Wednesday, November 03, 2004

Where Do We Go From Here?

On behalf of the United States of America in general and the state of Ohio in particular, I would like to apologize to the rest of the world. We had a chance to change the face of our nation, a chance to take the first step toward getting this country back on track, and we blew it.

Somehow, despite four years that were rife with failures, the Bush administration managed to be elected to a second term in office. The Bush presidency has a record that I would describe as "indefensible," and yet somehow he keeps his job for another four years. I have never held in high regard the intelligence level of the American public as a whole, but I have never been quite as dispirited and ashamed as I am right now.

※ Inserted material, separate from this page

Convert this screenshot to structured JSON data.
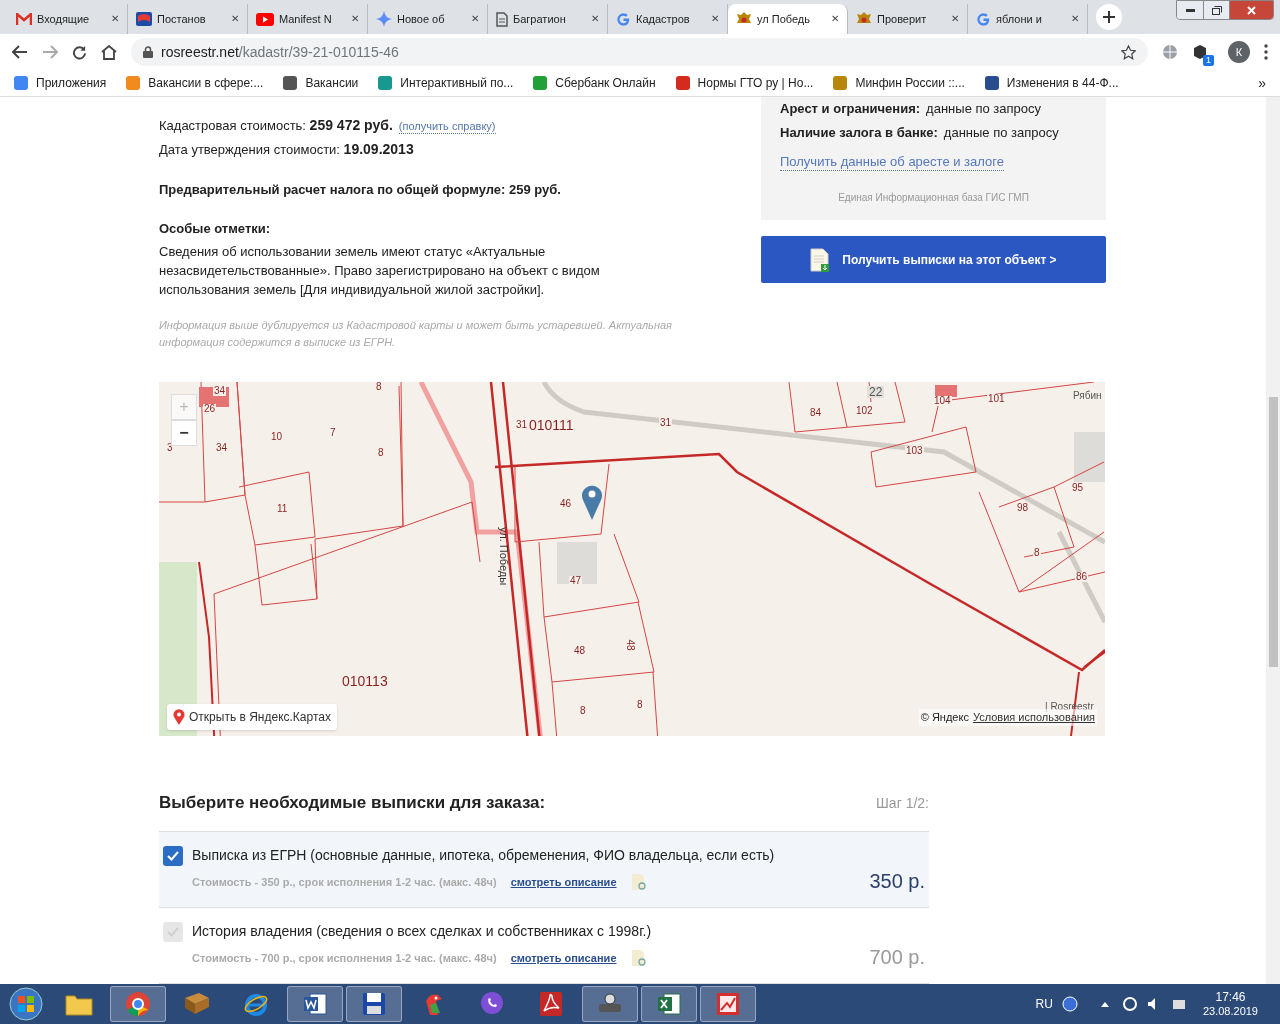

My feelings are not limited merely to Mr. Bush's re-election. Ohio voters also approved an amendment to the state's constitution that outlaws gay marriage and severely limits the rights even of straight couples who are not married, and other states passed similar measures. My despair is growing over the direction this nation is taking. I feel that the country's elected leadership is turning to the right in large part because that is the party that embraces the intolerance and narrow-mindedness of the majority. I fear that the coming years will see an increase in the marginalization of minority groups.

This was a nation founded on the principle of equality for all. In practice, it did not start off that way, but through years of struggle great progress has been made toward having equality in fact as well as in name. This election seems to have been a rejection of the very idea of progress and equality. It seems as though many Americans cannot be satisfied with letting others live their lives as they please, but instead must try to legislate morality from their own narrow view.

Unfortunately, this isn't a problem just with social issues. The re-election of Mr. Bush is, intended or not, an affirmation of his foreign policy. His seeming need to "bring democracy" to the Middle East is a frightening prospect. I would venture to say that the primary reason there is so much anti-American sentiment in the world is because we meddle too much in affairs that don't concern us. Attempting to impose democracy on sovereign nations that don't want it is out of bounds. This will make terrorism more of a threat, not less. Mr. Bush and, apparently, a majority of Americans cannot see this for the same reason that they cannot see that gay marriage is not a threat to any "traditional" way of life: because they have an inherent need to force their own views onto other people, even when those people want nothing to do with it.

The citizenry of the United States has spoken, its voice replete with ignorance and intolerance. It's unfortunate, but it's the truth. The only positive aspect of this is that we now know unequivocally that George W. Bush will not win the next election. My greatest hope is that he does not manage to push things beyond the point of repair in the meantime.